Edit Distance
Reference:
Edit Distance
Minimum Edit Distance (最小編輯距離),是用來計算兩個字串的相似程度。
可應用於拼字校正、或是計算兩個DNA序列的相似程度。
- The minimum edit distance between two strings
- Is the Minimum number of editing operations
- Insertion (i)
- Deletion (d)
- Substitution (s)
- Needed to transform one into the other
Example1:
I N T E * N T I O N
| | | | | | | | | |
* E X E C U T I O N
d s s i s
- If each operation has cost of 1
- Distance between these is 5
- If substitution cost 2
- Distance between them is 5
Example2: Minimum Edit Distance
- Source String: SOT
- Target String : STOP
- If substitution cost 2
Please refer to the hyperlink WIKI: Levenshtein distance, you can get a table as below.
Description:
上圖的箭頭路徑是所有minimum edit distance的路徑,接下來會以紅色箭頭來做解說.
- Step1. "S" = "S" ("SOT")
- Step2. delete "O" ("ST")
- Step3. "T" = "T" ("ST")
- Step4. insert "O" ("STO")
- Step5. insert "P" ("STOP")
GeeksforGeeks Version:
Examples:
Input: str1 = "geek", str2 = "gesek"
Output: 1
We can convert str1 into str2 by inserting a 's'.
Input: str1 = "cat", str2 = "cut"
Output: 1
We can convert str1 into str2 by replacing 'a' with 'u'.
Input: str1 = "sunday", str2 = "saturday"
Output: 3
Last three and first characters are same.
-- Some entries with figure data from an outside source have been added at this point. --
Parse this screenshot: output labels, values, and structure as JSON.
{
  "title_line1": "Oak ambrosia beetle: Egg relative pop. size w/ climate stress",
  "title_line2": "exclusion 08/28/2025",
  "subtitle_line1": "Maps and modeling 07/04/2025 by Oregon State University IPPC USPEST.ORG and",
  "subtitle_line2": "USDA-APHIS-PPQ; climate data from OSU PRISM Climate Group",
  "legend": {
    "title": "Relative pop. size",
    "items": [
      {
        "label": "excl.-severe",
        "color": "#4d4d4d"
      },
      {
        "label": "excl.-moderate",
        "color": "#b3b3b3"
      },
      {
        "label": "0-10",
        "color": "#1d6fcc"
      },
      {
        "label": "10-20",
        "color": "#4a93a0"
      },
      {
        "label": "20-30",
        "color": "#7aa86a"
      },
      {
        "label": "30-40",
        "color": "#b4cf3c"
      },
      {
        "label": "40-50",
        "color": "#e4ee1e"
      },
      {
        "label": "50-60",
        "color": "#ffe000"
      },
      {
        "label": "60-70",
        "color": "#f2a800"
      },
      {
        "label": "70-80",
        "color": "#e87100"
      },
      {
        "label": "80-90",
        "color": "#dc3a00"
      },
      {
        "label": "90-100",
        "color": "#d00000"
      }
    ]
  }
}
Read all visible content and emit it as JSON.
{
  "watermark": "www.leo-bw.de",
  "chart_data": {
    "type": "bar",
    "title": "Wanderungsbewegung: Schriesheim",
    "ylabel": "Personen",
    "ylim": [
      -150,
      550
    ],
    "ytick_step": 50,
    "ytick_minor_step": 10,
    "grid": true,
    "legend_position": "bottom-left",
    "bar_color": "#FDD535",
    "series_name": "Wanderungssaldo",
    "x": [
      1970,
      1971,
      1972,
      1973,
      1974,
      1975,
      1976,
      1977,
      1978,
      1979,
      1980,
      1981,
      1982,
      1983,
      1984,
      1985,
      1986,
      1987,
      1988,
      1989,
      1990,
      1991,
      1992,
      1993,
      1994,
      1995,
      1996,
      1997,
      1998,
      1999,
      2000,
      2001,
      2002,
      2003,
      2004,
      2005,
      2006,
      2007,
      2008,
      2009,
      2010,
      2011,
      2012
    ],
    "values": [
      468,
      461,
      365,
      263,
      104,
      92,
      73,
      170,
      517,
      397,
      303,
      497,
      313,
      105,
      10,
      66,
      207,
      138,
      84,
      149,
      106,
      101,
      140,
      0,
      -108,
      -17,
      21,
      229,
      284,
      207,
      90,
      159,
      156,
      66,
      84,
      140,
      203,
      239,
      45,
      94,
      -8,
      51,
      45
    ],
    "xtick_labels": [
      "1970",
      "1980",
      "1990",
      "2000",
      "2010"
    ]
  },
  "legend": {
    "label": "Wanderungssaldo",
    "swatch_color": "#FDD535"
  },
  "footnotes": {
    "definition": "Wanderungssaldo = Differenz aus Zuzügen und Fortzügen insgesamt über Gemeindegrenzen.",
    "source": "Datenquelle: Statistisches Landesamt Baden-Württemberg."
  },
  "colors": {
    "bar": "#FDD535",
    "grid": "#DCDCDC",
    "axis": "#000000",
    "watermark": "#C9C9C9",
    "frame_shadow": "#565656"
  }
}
We basically
need to convert "un" to "atur". This can be done using
below three operations.
Replace 'n' with 'r', insert t, insert a
Recursive Solution:
int min(int x, int y, int z)
{
if(x<y)
return x<z? x:z;
else
return y<z? y:z;
}
int EditDistance(char *s1, int m, char *s2, int n)
{
if(m == 0) return n;
if(n == 0) return m;
if(s1[m-1] == s2[n-1])
return EditDistance(s1, m-1, s2, n-1);
return 1 + min(EditDistance(s1, m-1, s2, n),
EditDistance(s1, m, s2, n-1),
EditDistance(s1, m-1, s2, n-1));
}
Temporary Array Solution:
EX:
str1="sunday"
str2="saturday"
The following is Temporary Array:
0 1 2 3 4 5 6 7 8
1 0 1 2 3 4 5 6 7
2 1 1 2 2 3 4 5 6
3 2 2 2 3 3 4 5 6
4 3 3 3 3 4 3 4 5
5 4 3 4 4 4 4 3 4
6 5 4 4 5 5 5 4 3
int EditDistance(char *s1, int m, char *s2, int n)
{
int **dp;
int res, i, j;
// create temporary array by malloc
dp = (int **)malloc((m+1)*sizeof(int *));
if(dp == NULL)
return -1;
for(i=0; i<m+1; i++) {
dp[i] = (int*)malloc((n+1)*sizeof(int));
if(dp[i] == NULL)
return -1;
}
//caculate
for(i=0; i<m+1; i++) {
for(j=0; j<n+1; j++) {
if(i == 0)
dp[i][j] = j;
else if(j == 0)
dp[i][j] = i;
else if(s1[i-1] == s2[j-1])
dp[i][j] = dp[i-1][j-1];
else
dp[i][j] = 1 + min(dp[i-1][j],
dp[i][j-1],
dp[i-1][j-1]);
}
}
res = dp[m][n];
for(i=0; i<m+1; i++)
free(dp[i]);
free(dp);
return res;
}